Optmizing Entity Framework memory usage to bring down service memory usage from 90% (> 8GB) to negligible. Most of the core services needed meaty VMs that had more than 8GB RAM. And these services still under-performed.

###### Day 0 - July 3rd, 2018

The story started when I saw this ping on the Hyper-V channel.

[03/07/2018 1:11 PM] Ketan Jawahire: When service takes more than 90% of VMs memory then it becomes really difficult to work with that VMs.
PS takes minutes even to single simple statement. 😫

[03/07/2018 1:29 PM] Ketan Jawahire: I am going to install it on some azure VM & check for log files. Its really difficult to use PS with VMs using 90%+ memory

[03/07/2018 1:30 PM] Suneel P: try using Ad data download vms - 23,28,32,38. they have enough ram now


Here’s our story of a clever hack to reduce the memory footprint of EF’s cache objects (mapper objects, etc.).

TLDR / TIL / Key learnings

###### Day 1 - July 4th, 2018

I was determined to see why the F do these services consume so much RAM. As long as we were on Azure, we solved this by scaling up the VM or adding a new VM and scaling out the service (I never got far enough to implement VM Scale Sets completely. It stopped at a POC).

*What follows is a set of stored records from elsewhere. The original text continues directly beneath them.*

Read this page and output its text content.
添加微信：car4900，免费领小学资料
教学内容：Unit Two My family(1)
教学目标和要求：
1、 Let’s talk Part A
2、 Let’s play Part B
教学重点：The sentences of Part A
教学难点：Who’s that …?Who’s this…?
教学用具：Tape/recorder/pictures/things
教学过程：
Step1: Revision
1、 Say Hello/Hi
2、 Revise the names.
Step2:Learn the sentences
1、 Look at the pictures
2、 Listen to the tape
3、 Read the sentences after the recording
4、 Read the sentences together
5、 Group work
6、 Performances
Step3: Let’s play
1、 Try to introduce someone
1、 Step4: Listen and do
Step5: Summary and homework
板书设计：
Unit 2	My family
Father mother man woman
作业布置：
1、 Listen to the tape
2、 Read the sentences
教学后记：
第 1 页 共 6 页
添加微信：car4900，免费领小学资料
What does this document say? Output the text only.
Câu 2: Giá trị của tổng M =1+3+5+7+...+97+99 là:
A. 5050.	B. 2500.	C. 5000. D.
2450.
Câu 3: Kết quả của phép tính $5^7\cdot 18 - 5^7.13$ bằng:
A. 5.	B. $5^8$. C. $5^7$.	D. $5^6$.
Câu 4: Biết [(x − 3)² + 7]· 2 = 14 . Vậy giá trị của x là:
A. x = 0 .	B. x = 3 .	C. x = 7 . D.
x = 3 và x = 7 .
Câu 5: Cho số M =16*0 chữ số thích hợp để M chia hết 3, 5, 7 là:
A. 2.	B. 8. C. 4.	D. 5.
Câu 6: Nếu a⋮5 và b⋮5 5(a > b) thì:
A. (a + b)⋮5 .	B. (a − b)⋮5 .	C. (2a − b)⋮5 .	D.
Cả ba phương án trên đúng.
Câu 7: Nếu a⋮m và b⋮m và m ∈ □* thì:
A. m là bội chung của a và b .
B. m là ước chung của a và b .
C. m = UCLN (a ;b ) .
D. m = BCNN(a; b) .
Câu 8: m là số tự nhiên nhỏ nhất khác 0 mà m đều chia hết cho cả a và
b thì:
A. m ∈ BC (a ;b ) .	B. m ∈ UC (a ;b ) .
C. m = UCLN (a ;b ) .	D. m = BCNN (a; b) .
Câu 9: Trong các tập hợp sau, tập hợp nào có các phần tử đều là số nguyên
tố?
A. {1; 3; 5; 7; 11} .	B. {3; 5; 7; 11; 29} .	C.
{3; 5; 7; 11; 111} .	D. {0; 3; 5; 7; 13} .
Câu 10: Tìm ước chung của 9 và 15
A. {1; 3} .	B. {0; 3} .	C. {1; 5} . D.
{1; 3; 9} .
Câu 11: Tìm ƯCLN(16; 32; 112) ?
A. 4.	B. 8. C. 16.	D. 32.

But, with this move out of Azure (more on this coming soon!) on to our own bare metal boxes, this is a buzzkill.

So, the journey begins. I RDP into the VM and find SocialAccountSyncService using ~7GB or RAM (VM’s RAM is 8GB). It was continuously around the 90% mark. That’s not good - it can create all kinds of problems and can make the machine (and hence the service) under-perform. Besides, looking into our internal service stats, I saw that the service was only running a handful of worker threads.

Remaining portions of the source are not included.